Un après-midi au Festival du Nouveau Cinéma.

Samedi 12 octobre. La journée commence en retard, et je cours, je file sur Saint-Denis, un café à la main. Les doigts me brûlent, mais je ne m’arrête pas. J’ai promis à Anna que je serais à l’heure, ou du moins, que nous arriverions toutes les deux en même temps, rouges d’avoir dévalé la pente, puis les escaliers roulants du cinéma Quartier Latin. Sur le chemin, je tente de me souvenir des synopsis, mais tout va trop vite en ce moment et je me rappelle seulement mes propres conclusions. Je texte à Anna des descriptions vagues, espérant la convaincre de m’accompagner à tous les films sur mon programme. Le premier : ça va être queer. Le deuxième : ça va être queer et kinky. Le troisième : c’est une comédie française, ce n’est pas queer, mais on va rire parce qu’Aymeric Lompret a une scène. Elle répond « ok », ce genre de « ok » ferme : l’annonce qu’elle est prête à tout affronter.
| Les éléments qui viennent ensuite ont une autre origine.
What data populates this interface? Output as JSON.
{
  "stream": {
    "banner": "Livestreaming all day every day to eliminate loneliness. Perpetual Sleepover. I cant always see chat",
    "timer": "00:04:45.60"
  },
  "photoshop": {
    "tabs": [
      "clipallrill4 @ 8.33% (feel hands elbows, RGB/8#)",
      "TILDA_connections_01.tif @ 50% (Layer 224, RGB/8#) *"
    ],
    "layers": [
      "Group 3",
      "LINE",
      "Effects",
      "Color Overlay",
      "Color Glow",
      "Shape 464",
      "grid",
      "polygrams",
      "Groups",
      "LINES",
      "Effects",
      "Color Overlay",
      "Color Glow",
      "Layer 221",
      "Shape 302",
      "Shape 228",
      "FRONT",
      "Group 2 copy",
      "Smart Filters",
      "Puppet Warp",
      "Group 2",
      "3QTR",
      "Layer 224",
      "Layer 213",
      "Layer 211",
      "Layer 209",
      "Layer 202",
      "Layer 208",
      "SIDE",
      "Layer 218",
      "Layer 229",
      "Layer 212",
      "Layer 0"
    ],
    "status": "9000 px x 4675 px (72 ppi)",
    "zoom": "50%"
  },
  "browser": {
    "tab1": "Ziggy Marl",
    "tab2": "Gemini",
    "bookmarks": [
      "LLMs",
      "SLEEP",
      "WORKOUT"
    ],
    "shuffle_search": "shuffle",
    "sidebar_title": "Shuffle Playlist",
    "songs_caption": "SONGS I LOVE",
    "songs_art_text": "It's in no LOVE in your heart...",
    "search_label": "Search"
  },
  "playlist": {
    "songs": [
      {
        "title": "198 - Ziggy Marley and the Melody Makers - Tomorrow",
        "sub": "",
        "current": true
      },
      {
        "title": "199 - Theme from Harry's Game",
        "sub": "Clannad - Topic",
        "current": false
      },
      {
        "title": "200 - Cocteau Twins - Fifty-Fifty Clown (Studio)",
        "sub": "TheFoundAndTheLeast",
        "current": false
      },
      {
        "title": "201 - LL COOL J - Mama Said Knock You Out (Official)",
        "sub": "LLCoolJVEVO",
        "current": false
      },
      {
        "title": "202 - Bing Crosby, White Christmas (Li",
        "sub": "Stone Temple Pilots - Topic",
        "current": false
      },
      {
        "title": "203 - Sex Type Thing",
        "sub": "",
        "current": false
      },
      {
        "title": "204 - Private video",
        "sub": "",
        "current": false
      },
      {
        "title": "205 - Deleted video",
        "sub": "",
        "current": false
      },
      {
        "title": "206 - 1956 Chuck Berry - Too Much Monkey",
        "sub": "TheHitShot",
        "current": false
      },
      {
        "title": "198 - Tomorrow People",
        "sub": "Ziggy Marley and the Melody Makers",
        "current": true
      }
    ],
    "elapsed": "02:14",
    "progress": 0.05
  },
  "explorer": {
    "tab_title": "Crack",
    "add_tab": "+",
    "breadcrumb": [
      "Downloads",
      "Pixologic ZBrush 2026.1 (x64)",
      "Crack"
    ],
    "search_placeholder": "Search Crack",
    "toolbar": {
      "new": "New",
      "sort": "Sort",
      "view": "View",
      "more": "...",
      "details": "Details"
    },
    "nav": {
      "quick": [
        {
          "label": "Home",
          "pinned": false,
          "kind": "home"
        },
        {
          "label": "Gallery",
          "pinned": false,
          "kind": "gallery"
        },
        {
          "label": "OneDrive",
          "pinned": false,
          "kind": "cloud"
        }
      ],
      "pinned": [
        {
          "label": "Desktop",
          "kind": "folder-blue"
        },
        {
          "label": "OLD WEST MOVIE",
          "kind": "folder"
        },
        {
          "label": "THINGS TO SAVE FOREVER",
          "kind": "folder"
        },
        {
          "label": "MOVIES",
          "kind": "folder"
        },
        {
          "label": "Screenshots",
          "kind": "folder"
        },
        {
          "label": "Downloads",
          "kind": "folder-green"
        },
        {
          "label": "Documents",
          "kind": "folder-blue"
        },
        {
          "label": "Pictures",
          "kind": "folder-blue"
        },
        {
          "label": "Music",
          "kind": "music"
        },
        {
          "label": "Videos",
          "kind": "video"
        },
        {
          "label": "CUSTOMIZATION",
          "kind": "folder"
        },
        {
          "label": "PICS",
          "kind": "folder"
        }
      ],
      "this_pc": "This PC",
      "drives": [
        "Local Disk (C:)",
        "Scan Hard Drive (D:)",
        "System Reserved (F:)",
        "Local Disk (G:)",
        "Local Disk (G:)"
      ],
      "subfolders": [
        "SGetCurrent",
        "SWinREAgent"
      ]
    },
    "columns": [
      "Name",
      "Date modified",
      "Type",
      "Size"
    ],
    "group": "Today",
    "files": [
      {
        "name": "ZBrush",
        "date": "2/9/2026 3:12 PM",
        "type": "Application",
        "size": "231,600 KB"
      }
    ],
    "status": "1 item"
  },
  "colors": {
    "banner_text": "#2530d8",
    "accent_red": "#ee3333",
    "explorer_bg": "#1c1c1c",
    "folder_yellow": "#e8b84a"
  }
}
Nous arrivons dans la salle, montons quelques marches, et nous affalons sur les sièges, déterminées à passer le reste de la journée les yeux plongés dans l’écran géant. Peaches Goes Bananas commence et nous invite dans l’euphorie de la rencontre avec l’artiste ; les images de concerts s’enchaînent et les costumes de vagins nous donnent une idée du personnage. Je me laisse surprendre par la forme documentaire – je n’avais aucun souvenir qu’il en s’agissait d’un – et découvre la chanteuse Peaches. Je shazame ses chansons sous les hochements de tête approbatifs d’Anna.
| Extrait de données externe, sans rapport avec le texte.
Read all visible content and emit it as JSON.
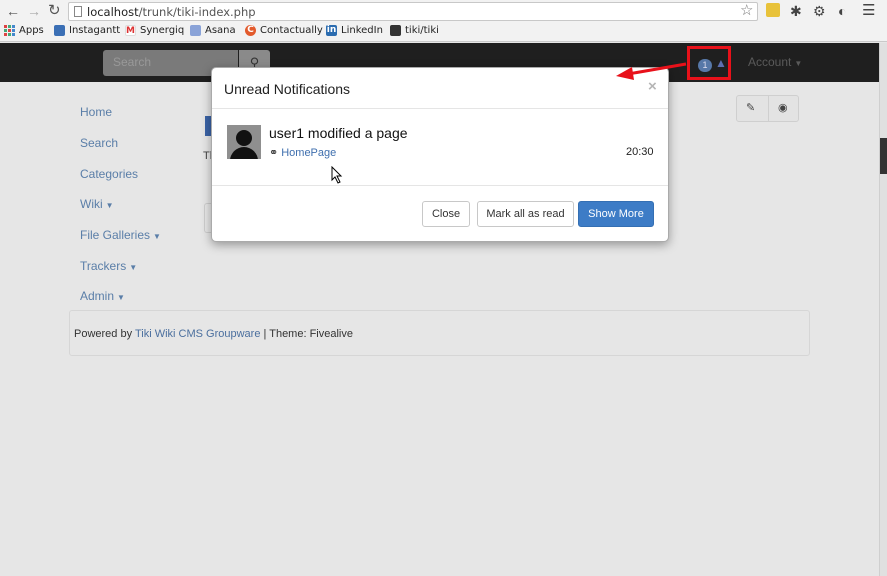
{
  "browser": {
    "url_host": "localhost",
    "url_path": "/trunk/tiki-index.php",
    "bookmarks": [
      {
        "label": "Apps"
      },
      {
        "label": "Instagantt"
      },
      {
        "label": "Synergiq"
      },
      {
        "label": "Asana"
      },
      {
        "label": "Contactually"
      },
      {
        "label": "LinkedIn"
      },
      {
        "label": "tiki/tiki"
      }
    ]
  },
  "navbar": {
    "search_placeholder": "Search",
    "notification_count": "1",
    "account_label": "Account"
  },
  "sidebar": {
    "items": [
      {
        "label": "Home"
      },
      {
        "label": "Search"
      },
      {
        "label": "Categories"
      },
      {
        "label": "Wiki"
      },
      {
        "label": "File Galleries"
      },
      {
        "label": "Trackers"
      },
      {
        "label": "Admin"
      }
    ]
  },
  "footer": {
    "prefix": "Powered by",
    "link": "Tiki Wiki CMS Groupware",
    "suffix": "| Theme: Fivealive"
  },
  "modal": {
    "title": "Unread Notifications",
    "close_symbol": "×",
    "notification": {
      "message": "user1 modified a page",
      "link": "HomePage",
      "time": "20:30"
    },
    "buttons": {
      "close": "Close",
      "mark_all": "Mark all as read",
      "show_more": "Show More"
    }
  },
  "page_fragment": "Th",
  "colors": {
    "highlight_box": "#e8111a",
    "primary_button": "#3d7cc6",
    "link": "#3f6fae"
  }
}
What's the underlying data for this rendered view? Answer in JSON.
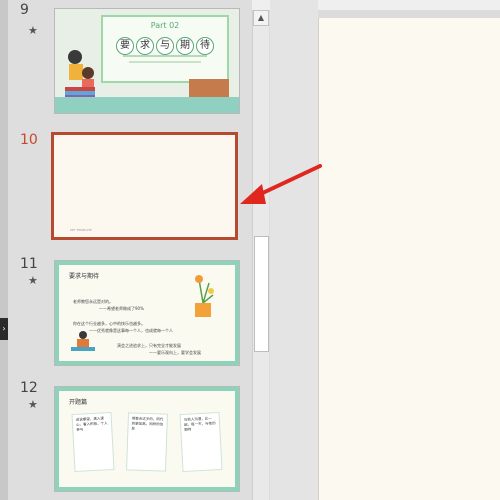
{
  "slides": [
    {
      "number": "9",
      "title_part": "Part 02",
      "title_chars": [
        "要",
        "求",
        "与",
        "期",
        "待"
      ]
    },
    {
      "number": "10",
      "footer": "PPT TEMPLATE"
    },
    {
      "number": "11",
      "heading": "要求与期待",
      "lines": [
        "老师教您永远是对的。",
        "——希望老师做成了90%",
        "你在这个行业越多，心中的快乐也越多。",
        "——优秀就像是这事每一个人，也成就每一个人",
        "演会之进追求上，只有完全才能发展",
        "——要乐观向上，要学会发展"
      ]
    },
    {
      "number": "12",
      "heading": "开题篇",
      "notes": [
        "说说期望，满入课心，看入积极，个人参与",
        "用整合达多的，同代的更加高，同样的信息",
        "与他人沟通，比一起，每一天，与他的期待"
      ]
    }
  ],
  "colors": {
    "accent": "#b64a30",
    "arrow": "#e0271f",
    "mint": "#8dd3bc"
  }
}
Nous changeons de cinéma, marchons jusqu’à Parc. Bruce La Bruce, le réalisateur du film queer et kinky, porte une veste sur laquelle est brodé « LUCIFER » : un arc en ciel sortant de chaque lettre. Cette dernière donne le ton du film The Visitor, un indice sur les désirs de son auteur dont je n’avais jamais vu les autres pornos. Les scènes de sexe se sautent dessus, du hardcore en continu sur fond de critique du capitalisme, du gouvernement, des lois anti-immigrations et bien sûr, de l’homophobie. Les slogans de la gauche britannique remixés clignotent et éclairent les visages attentifs. J’ai l’impression d’être dans la tête d’un Gaspard Noé un peu plus tordu. Nous sortons de la salle, allons manger des algues, et parlons sans vraiment savoir par où commencer. Je prends la veste du réalisateur en photo, et nous dégustons en riant de ma piètre description.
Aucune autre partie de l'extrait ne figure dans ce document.